Latest in Big Farm Credit Non-Ag Loans: Millions to a publicly-traded building material company

Share on twitter
Share on linkedin
Share on facebook
Share on reddit

Even though the Farm Credit System (FCS) was established to help farmers, it often falls short, instead making questionable loans to large institutions that don’t need the support of a government-sponsored, taxpayer-backed entity like the FCS. Loans to a publicly-traded producer of industrial packaging products, a solar project to power Facebook, and to a lumber company trying to prop up a foreign venture are just a few of this ilk.

Add this latest loan to the ever-growing pile.

The Nashville Post reported this month that Louisiana-Pacific, a building materials manufacturer which produces engineered wood, has entered into an amended credit agreement with CoBank, the largest FCS institution, and American AgCredit for $550 million, with an option to increase that amount by $300 million.
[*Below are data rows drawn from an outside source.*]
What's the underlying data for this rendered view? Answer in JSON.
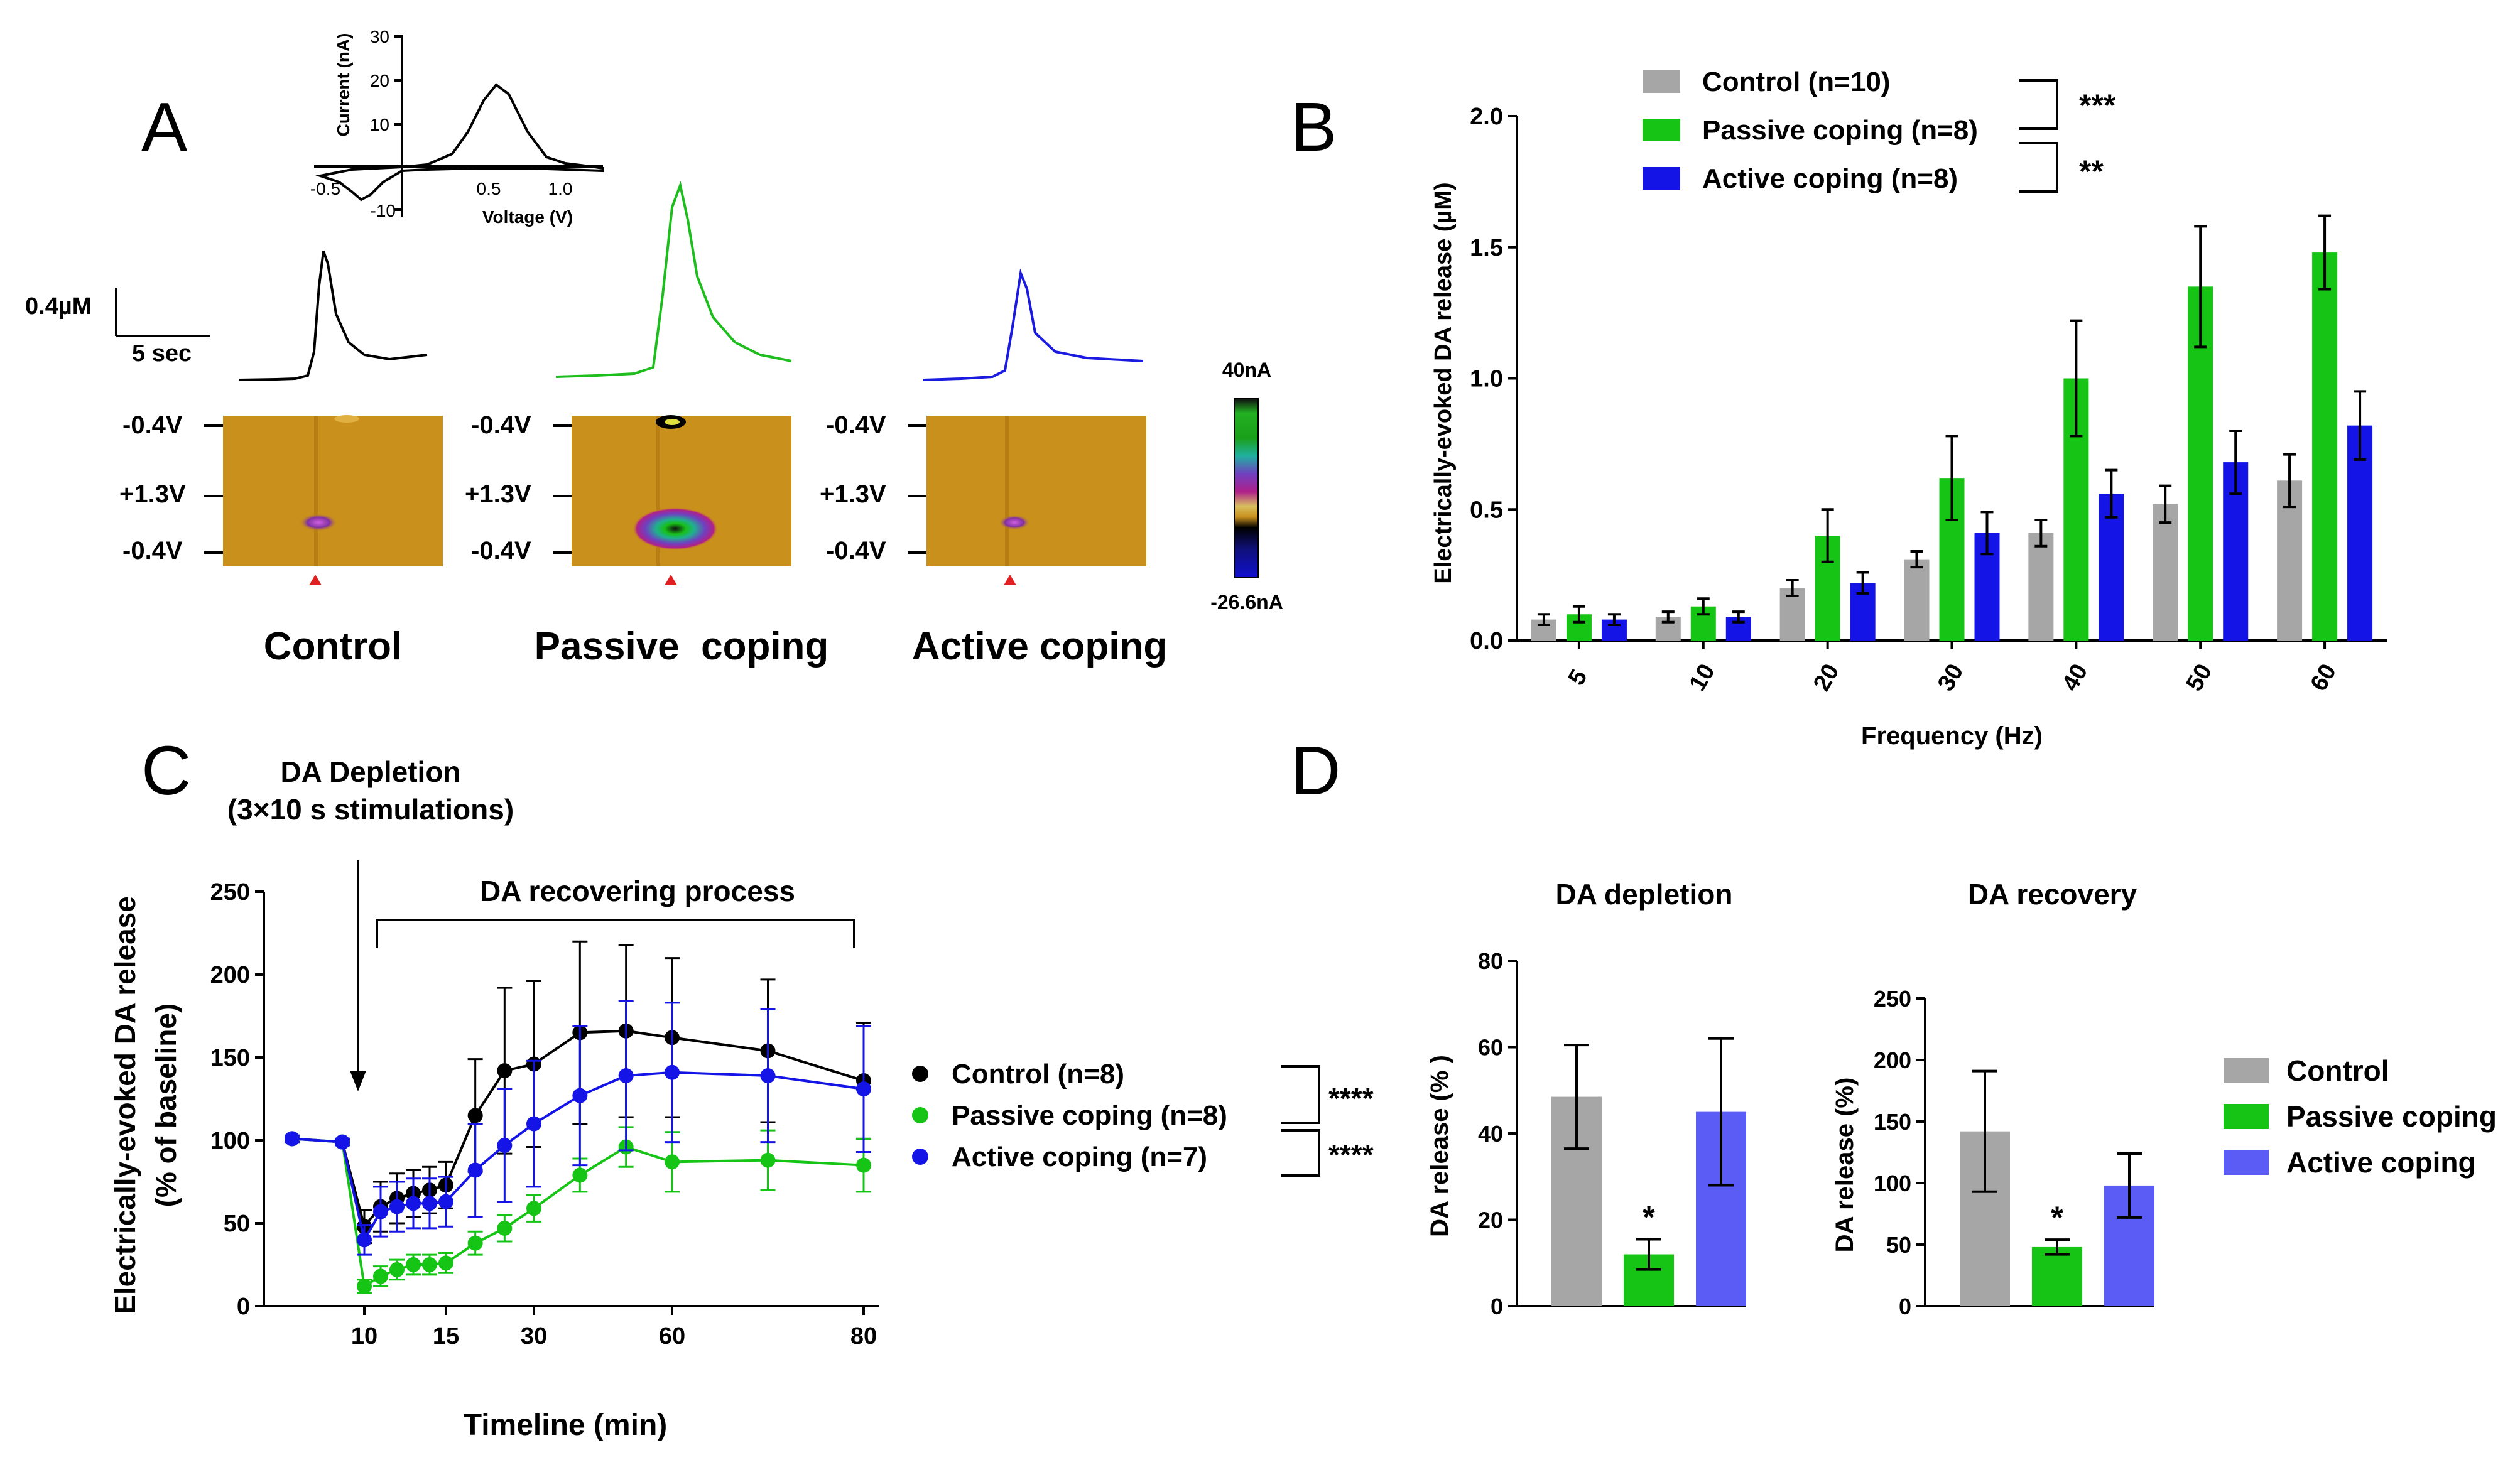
{
  "colors": {
    "control": "#a6a6a6",
    "passive": "#15c415",
    "active": "#1414e6",
    "active_light": "#5b5bf5",
    "trace_control": "#000000",
    "trace_passive": "#1ebd1e",
    "trace_active": "#1a1ae0",
    "marker": "#e02020",
    "heatmap_bg": "#c9901c"
  },
  "panels": {
    "A": {
      "letter": "A",
      "cv_inset": {
        "ylabel": "Current (nA)",
        "xlabel": "Voltage (V)",
        "yticks": [
          "30",
          "20",
          "10",
          "-10"
        ],
        "xticks": [
          "-0.5",
          "0.5",
          "1.0"
        ]
      },
      "scale_bar": {
        "concentration": "0.4µM",
        "time": "5 sec"
      },
      "voltage_labels": [
        "-0.4V",
        "+1.3V",
        "-0.4V"
      ],
      "colorbar": {
        "max": "40nA",
        "min": "-26.6nA"
      },
      "groups": [
        "Control",
        "Passive  coping",
        "Active coping"
      ]
    },
    "B": {
      "letter": "B",
      "significance": [
        "***",
        "**"
      ]
    },
    "C": {
      "letter": "C",
      "annotation_title": "DA Depletion",
      "annotation_subtitle": "(3×10 s stimulations)",
      "bracket_label": "DA recovering process",
      "significance": [
        "****",
        "****"
      ]
    },
    "D": {
      "letter": "D"
    }
  },
  "chart_data": [
    {
      "id": "B",
      "type": "bar",
      "title": "",
      "xlabel": "Frequency (Hz)",
      "ylabel": "Electrically-evoked DA release (µM)",
      "ylim": [
        0,
        2.0
      ],
      "yticks": [
        "0.0",
        "0.5",
        "1.0",
        "1.5",
        "2.0"
      ],
      "categories": [
        "5",
        "10",
        "20",
        "30",
        "40",
        "50",
        "60"
      ],
      "series": [
        {
          "name": "Control (n=10)",
          "values": [
            0.08,
            0.09,
            0.2,
            0.31,
            0.41,
            0.52,
            0.61
          ],
          "errors": [
            0.02,
            0.02,
            0.03,
            0.03,
            0.05,
            0.07,
            0.1
          ]
        },
        {
          "name": "Passive coping (n=8)",
          "values": [
            0.1,
            0.13,
            0.4,
            0.62,
            1.0,
            1.35,
            1.48
          ],
          "errors": [
            0.03,
            0.03,
            0.1,
            0.16,
            0.22,
            0.23,
            0.14
          ]
        },
        {
          "name": "Active coping (n=8)",
          "values": [
            0.08,
            0.09,
            0.22,
            0.41,
            0.56,
            0.68,
            0.82
          ],
          "errors": [
            0.02,
            0.02,
            0.04,
            0.08,
            0.09,
            0.12,
            0.13
          ]
        }
      ]
    },
    {
      "id": "C",
      "type": "line",
      "xlabel": "Timeline (min)",
      "ylabel": "Electrically-evoked DA release",
      "ylabel2": "(% of baseline)",
      "ylim": [
        0,
        250
      ],
      "yticks": [
        "0",
        "50",
        "100",
        "150",
        "200",
        "250"
      ],
      "xticks": [
        "10",
        "15",
        "30",
        "60",
        "80"
      ],
      "x": [
        -10,
        -5,
        10,
        11,
        12,
        13,
        14,
        15,
        20,
        25,
        30,
        40,
        50,
        60,
        70,
        80
      ],
      "series": [
        {
          "name": "Control (n=8)",
          "values": [
            101,
            99,
            48,
            60,
            65,
            68,
            70,
            73,
            115,
            142,
            146,
            165,
            166,
            162,
            154,
            136
          ],
          "errors": [
            2,
            2,
            10,
            15,
            15,
            14,
            14,
            14,
            34,
            50,
            50,
            55,
            52,
            48,
            43,
            35
          ]
        },
        {
          "name": "Passive coping (n=8)",
          "values": [
            101,
            99,
            12,
            18,
            22,
            25,
            25,
            26,
            38,
            47,
            59,
            79,
            96,
            87,
            88,
            85
          ],
          "errors": [
            2,
            2,
            4,
            6,
            6,
            6,
            6,
            6,
            7,
            8,
            8,
            10,
            12,
            18,
            18,
            16
          ]
        },
        {
          "name": "Active coping (n=7)",
          "values": [
            101,
            99,
            40,
            57,
            60,
            62,
            62,
            63,
            82,
            97,
            110,
            127,
            139,
            141,
            139,
            131
          ],
          "errors": [
            2,
            2,
            9,
            15,
            15,
            15,
            15,
            15,
            28,
            34,
            38,
            42,
            45,
            42,
            40,
            38
          ]
        }
      ]
    },
    {
      "id": "D1",
      "type": "bar",
      "title": "DA depletion",
      "ylabel": "DA release (% )",
      "ylim": [
        0,
        80
      ],
      "yticks": [
        "0",
        "20",
        "40",
        "60",
        "80"
      ],
      "categories": [
        "Control",
        "Passive coping",
        "Active coping"
      ],
      "values": [
        48.5,
        12,
        45
      ],
      "errors": [
        12,
        3.5,
        17
      ],
      "significance": [
        "",
        "*",
        ""
      ]
    },
    {
      "id": "D2",
      "type": "bar",
      "title": "DA recovery",
      "ylabel": "DA release (%)",
      "ylim": [
        0,
        250
      ],
      "yticks": [
        "0",
        "50",
        "100",
        "150",
        "200",
        "250"
      ],
      "categories": [
        "Control",
        "Passive coping",
        "Active coping"
      ],
      "values": [
        142,
        48,
        98
      ],
      "errors": [
        49,
        6,
        26
      ],
      "significance": [
        "",
        "*",
        ""
      ],
      "legend": [
        "Control",
        "Passive coping",
        "Active coping"
      ]
    }
  ]
}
What that gargantuan sum will be used for hasn’t been disclosed, but this loan is suspect for more reasons than just its purpose. First, Louisiana-Pacific is hardly a farm-related business; it’s a building materials manufacturer. It clearly isn’t a farm, and it’s not a farm-related business because it’s not furnishing “farm-related services to farmers and ranchers that are directly related to their agricultural production.” If Louisiana-Pacific is considered a farm-related business because it renders lumber into another product, then every tire producer should be considered farm-related because they render rubber (an agricultural product) into tires. The same rationale can be applied to clothing manufacturers rendering cotton or wool. This is hardly what Congress envisioned when passing the Farm Credit Act.

Second, Louisiana-Pacific is a publicly-traded company. It has access not only to the liquidity of public markets and exchanges, it has access to a variety of commercial lenders offering favorable terms that aren’t implicitly backed by the American taxpayer. Why should taxpayers be offering a guarantee to a company that brought in $2.7 billion in revenue and $499 million in profit in 2020?
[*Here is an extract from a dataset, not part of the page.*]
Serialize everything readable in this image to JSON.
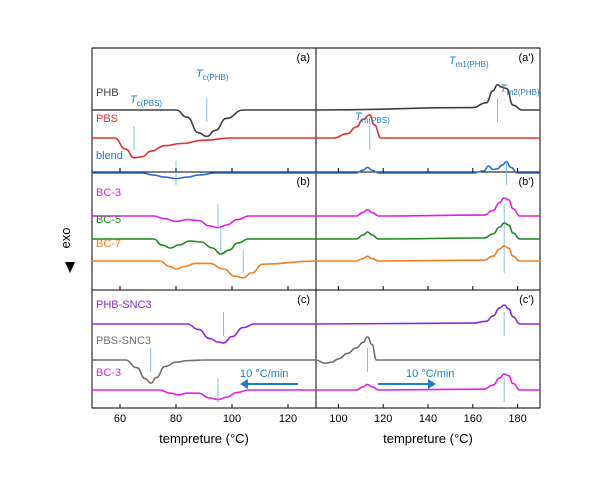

The worst part about this specific arrangement is that it is entirely legal. The Farm Credit Act permits “banks for cooperatives” – in this case, CoBank – to lend to an entity that is not eligible for FCS financing but is considered a “similar entity” to a normally eligible recipient. Provided the similar entity “derives a majority of its income from, or has a majority of its assets invested in, the conduct of activities functionally similar to those conducted by the entity,” it is eligible for taxpayer-backed financing. This rule has led to loans by Farm Credit in the hundreds of millions to Verizon, AT&T, Frontier Communications, and US Cellular among many other large companies. Verizon, AT&T, Frontier Communications and US Cellular are all “similar” – or similar enough – to a rural telephone cooperative that Farm Credit is allowed to lend to them.

That idea sounds wrong to most people, and for good reason: those companies aren’t similar to small, rural cooperatives at all. And the same goes for CoBank’s whopping $550 million loan to Louisiana-Pacific, which is just another link in a long chain. A publicly-traded company with $2.7 billion in revenue and $499 million in profits does not need the support of a taxpayer-backed entity. Congress needs to revisit the similar entity rule to put a stop to loans like these and get Farm Credit to start focusing more on America’s farmers, ranchers and producers.